Through the years, I’ve received more than pleasure from reading J.R.R. Tolkien’s books. He had a deep and keen and helpful insight into life and human nature. Take, for instance, the dialog between Gandalf and Bilbo at the beginning of The Hobbit. Gandalf makes it known that he is looking for someone with whom to share in an adventure. Bilbo’s reply:
We are plain quiet folk and have no use for adventures. Nasty disturbing uncomfortable things! Make you late for dinner!
Then there is Bilbo, a scene or two later missing his beloved handkerchief, and Dwalin gives him a dose of life in the real world:
You will have to manage without pocket-handkerchiefs, and a good many other things, before you get to the journey’s end.

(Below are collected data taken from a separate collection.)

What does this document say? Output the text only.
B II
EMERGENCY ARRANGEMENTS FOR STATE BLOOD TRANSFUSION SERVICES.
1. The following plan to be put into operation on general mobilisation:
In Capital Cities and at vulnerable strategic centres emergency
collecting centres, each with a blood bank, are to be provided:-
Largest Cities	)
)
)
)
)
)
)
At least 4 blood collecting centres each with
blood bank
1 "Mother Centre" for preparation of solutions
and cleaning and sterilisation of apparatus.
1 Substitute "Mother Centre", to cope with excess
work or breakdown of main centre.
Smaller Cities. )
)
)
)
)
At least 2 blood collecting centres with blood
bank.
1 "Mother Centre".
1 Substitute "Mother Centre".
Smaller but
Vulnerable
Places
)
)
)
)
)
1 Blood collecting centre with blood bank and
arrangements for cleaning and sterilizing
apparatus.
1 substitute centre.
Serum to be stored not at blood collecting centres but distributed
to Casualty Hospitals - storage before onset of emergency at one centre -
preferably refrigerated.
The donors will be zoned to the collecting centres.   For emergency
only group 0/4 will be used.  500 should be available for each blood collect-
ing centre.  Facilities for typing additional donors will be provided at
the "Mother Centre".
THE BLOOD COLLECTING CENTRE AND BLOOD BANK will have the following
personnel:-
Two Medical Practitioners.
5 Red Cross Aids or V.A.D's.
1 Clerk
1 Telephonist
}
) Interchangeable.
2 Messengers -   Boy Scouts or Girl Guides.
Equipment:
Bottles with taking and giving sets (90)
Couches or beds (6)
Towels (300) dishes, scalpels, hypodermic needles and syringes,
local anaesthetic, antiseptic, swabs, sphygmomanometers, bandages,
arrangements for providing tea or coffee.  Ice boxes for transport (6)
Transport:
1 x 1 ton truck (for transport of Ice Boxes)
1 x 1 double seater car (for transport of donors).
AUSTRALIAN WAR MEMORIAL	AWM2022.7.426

Then, that made-famous-by-the-movie scene in The Fellowship of the Ring in which Frodo complains about the times into which he had been thrust (“I wish it need not have happened in my time.”), and Gandalf imparts to him this nugget of gold:
So do I and so do all who live to see such times. But that is not for them to decide. All we have to decide is what to do with the time that is given us.
So.much.insight.
I woke up this morning thinking that I would much rather read an epic historical account than to continue living through one today. Why? Because adventures are nasty, disturbing, uncomfortable things that make one late for dinner and forget his pocket-handkerchief. I didn’t choose this epoch. I didn’t choose this COVID-19 era, full of divisiveness and mandates and fear and meanness. Honestly, I am partial to arm chairs and fireplaces and pipes and books – far more than I am to adventures.
But that is not for me to decide. I don’t get to choose my trials or my suffering or my lot in life. God is sovereign and wise and good, and in that goodness and wisdom he has decided that I will live now, through this time (and that is true for you too, by the way). As Isaiah 46:10 says:
I declare the end from the beginning and from ancient times things not yet done, saying, ‘My counsel shall stand, and I will accomplish all my purpose.’
So, with Frodo, what we need to decide is what we will do with the time that is given to us.
And, frankly, we might have to manage without pocket-handkerchiefs and a good many other things before we get to the journey’s end.